Juan Gabriel Vasquez è uno scrittore colombiano e si sente addosso tutta l’eredità della violenza che ha attraversato la sua terra. Non quella recente dei narcotrafficanti ma quella che parte dall’uccisione del senatore liberale Rafael Uribe Uribe nel 1914 fino all’omicidio di un altro padre della patria Jorge Eliécer Gaitàn nel 1948. E cosa lega questo omicidio a quello di Kennedy a Dallas?
E cosa lega tutto questo a noi? Bella domanda.
Mi viene in Mente Pasolini quando il 14 novembre del 74 scrive: Io so. Io so i nomi dei responsabili…
Juan Gabriel Vasquez scrive in prima persona. E in una vicenda che si trasforma in una investigazione lungo tempi diversi tocca con mano e soffre come se ne fosse coinvolto intimamente gli omicidi illustri, i depistaggi, le indagini insabbiate, le verità così vicine e poi misteriosamente svanite.

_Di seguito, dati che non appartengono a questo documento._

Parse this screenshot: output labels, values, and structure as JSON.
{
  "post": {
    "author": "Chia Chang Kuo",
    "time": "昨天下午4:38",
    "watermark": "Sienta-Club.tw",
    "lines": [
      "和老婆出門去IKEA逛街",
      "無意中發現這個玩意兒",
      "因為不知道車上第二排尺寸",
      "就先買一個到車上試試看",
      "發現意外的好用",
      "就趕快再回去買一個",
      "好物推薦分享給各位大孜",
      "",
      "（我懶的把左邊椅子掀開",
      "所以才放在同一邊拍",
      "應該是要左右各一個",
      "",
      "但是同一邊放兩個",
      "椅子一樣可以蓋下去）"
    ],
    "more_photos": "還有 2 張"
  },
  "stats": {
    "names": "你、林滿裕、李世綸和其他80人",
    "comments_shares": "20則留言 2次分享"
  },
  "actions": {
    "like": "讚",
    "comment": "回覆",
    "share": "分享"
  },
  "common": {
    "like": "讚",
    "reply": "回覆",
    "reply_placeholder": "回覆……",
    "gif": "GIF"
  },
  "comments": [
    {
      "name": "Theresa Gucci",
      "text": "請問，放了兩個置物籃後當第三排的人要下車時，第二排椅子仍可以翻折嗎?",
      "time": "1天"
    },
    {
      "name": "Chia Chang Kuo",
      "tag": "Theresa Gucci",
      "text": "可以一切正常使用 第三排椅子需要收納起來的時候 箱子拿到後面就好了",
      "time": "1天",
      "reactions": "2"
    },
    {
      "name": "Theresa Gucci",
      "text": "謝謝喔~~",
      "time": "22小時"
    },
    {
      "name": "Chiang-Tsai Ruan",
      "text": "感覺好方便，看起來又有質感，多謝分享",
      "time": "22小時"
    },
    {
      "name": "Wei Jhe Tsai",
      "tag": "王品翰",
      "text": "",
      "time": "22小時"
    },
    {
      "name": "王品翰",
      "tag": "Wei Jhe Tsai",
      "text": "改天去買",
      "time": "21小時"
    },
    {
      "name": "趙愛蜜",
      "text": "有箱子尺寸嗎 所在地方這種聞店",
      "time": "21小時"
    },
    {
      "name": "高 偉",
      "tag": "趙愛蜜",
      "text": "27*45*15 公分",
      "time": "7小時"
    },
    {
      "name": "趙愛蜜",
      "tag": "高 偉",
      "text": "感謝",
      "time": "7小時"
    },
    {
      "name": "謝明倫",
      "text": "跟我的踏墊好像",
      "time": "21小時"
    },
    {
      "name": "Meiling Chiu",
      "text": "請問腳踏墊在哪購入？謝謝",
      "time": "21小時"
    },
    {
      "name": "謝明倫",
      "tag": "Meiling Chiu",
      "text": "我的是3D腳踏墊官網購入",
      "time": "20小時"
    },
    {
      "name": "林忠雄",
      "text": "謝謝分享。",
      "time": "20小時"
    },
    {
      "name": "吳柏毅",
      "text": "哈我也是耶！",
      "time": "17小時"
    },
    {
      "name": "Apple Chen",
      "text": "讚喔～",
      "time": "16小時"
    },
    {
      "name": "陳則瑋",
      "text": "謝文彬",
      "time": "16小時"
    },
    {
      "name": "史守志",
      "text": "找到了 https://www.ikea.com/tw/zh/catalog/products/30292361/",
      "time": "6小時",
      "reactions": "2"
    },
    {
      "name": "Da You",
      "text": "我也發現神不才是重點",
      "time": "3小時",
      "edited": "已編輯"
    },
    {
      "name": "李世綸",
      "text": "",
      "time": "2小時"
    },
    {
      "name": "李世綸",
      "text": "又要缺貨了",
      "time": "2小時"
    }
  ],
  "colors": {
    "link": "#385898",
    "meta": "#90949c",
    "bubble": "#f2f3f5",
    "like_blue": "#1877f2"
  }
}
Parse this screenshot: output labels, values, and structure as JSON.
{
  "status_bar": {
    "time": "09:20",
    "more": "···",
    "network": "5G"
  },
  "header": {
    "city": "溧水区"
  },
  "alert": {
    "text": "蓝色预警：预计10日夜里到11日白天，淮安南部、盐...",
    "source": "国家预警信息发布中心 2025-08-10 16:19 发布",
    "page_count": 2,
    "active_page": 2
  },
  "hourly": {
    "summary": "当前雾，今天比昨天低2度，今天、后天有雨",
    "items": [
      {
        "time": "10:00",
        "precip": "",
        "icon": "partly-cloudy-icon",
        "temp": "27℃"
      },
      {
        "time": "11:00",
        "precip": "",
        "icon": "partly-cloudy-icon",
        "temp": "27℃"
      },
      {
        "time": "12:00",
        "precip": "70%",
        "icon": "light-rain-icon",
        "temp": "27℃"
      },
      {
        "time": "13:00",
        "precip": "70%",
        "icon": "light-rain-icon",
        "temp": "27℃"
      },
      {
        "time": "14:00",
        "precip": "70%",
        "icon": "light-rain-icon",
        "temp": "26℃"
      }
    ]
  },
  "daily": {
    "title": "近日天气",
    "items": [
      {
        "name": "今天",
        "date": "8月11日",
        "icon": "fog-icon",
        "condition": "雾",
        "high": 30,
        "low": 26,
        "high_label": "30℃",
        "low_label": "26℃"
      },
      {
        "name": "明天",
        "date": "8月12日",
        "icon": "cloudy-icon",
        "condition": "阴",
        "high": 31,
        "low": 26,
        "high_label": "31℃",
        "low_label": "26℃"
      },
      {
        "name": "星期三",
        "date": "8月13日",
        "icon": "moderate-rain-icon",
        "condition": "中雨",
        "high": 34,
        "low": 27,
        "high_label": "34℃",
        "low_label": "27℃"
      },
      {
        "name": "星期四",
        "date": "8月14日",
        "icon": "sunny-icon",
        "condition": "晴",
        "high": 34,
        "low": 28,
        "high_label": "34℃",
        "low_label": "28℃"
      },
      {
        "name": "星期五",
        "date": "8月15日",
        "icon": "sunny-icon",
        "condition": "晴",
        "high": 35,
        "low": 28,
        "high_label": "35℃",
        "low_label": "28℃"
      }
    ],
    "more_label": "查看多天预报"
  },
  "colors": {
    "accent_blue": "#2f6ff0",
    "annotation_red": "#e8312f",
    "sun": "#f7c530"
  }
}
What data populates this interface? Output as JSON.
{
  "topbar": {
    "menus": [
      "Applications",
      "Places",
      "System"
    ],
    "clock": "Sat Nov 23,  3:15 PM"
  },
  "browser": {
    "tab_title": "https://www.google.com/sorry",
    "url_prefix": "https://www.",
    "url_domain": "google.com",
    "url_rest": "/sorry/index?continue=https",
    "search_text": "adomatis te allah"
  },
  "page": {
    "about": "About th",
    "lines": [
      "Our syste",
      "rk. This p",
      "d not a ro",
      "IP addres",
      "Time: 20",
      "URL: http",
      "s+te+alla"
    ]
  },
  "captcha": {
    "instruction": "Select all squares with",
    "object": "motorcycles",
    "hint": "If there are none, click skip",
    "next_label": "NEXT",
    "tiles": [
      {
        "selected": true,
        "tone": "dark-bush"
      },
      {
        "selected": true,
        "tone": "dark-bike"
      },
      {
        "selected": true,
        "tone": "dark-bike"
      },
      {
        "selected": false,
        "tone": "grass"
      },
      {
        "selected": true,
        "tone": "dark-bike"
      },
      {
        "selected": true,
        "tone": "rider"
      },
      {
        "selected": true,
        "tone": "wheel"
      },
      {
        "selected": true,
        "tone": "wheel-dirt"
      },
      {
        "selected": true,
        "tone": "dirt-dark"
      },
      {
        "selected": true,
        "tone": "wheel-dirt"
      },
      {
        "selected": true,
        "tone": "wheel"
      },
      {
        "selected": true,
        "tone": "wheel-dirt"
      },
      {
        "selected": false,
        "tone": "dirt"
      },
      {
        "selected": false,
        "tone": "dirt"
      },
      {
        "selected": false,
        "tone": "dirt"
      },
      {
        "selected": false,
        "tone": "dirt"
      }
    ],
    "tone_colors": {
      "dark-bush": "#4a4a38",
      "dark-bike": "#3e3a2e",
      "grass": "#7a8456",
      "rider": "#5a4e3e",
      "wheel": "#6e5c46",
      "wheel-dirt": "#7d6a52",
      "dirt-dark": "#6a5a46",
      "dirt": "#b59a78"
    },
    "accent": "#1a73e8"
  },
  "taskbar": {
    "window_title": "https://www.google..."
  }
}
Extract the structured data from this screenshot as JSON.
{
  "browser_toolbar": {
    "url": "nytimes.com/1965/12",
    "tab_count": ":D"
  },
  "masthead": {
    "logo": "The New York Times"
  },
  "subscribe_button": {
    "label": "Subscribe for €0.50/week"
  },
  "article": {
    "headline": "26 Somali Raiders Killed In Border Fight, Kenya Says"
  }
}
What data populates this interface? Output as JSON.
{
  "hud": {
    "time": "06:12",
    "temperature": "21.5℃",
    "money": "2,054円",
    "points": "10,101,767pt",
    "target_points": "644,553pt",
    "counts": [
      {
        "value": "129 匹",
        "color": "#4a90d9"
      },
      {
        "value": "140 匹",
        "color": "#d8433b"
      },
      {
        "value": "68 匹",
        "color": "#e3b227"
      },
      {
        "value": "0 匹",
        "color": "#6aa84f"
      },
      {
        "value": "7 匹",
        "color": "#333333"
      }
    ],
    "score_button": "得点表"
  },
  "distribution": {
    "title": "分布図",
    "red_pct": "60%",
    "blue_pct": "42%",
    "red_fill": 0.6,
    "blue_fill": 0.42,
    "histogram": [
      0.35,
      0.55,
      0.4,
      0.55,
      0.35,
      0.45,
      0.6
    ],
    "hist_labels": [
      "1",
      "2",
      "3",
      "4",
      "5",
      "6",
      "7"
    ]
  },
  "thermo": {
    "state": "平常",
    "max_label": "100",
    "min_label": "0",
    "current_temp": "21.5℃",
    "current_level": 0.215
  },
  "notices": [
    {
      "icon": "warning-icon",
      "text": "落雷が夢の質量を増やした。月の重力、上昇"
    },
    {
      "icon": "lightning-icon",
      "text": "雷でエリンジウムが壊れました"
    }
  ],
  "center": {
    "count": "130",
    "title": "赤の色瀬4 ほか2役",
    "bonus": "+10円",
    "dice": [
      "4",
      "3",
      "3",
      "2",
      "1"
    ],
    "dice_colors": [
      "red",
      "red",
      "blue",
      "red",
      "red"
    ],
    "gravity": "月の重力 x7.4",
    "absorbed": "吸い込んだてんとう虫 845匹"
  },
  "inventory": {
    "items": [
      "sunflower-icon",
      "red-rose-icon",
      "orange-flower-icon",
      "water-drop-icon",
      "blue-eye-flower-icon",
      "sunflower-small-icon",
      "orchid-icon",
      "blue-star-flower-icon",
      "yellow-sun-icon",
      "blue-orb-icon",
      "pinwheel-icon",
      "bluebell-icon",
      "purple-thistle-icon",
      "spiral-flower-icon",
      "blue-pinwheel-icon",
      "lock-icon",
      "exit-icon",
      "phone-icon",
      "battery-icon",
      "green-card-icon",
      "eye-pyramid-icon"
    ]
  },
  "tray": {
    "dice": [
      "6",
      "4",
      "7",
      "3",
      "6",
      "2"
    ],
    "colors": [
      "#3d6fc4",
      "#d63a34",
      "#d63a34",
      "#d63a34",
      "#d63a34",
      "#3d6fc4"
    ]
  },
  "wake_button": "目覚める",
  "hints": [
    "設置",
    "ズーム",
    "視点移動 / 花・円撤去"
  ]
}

Ma incontra anche eroi anonimi e testardi che non rinunciano a cercare di disvelare la gigantesca menzogna. Lui stesso diventa indagatore tenace tra le rovine lasciate sul campo e mette in gioco il proprio imperativo morale di narrare (che altro si può fare?) la storia della Colombia come la scena di un unico continuo delitto.
Alla fine c’è una verità senza prove. Ed una costante della storia di ogni paese, Kennedy in America come le stragi qui da noi. La forma delle rovine coinvolge per la scrittura serrata, i salti temporali, l’accanimento dei personaggi. Ma c’è qualcosa in più. Siamo tutti, lo scrittore e noi lettori, immersi nella trama nota della lotta tra il potere e il bisogno a tutti i costi di verità. E giustizia.
Si può morire per una VERITA’ senza prove.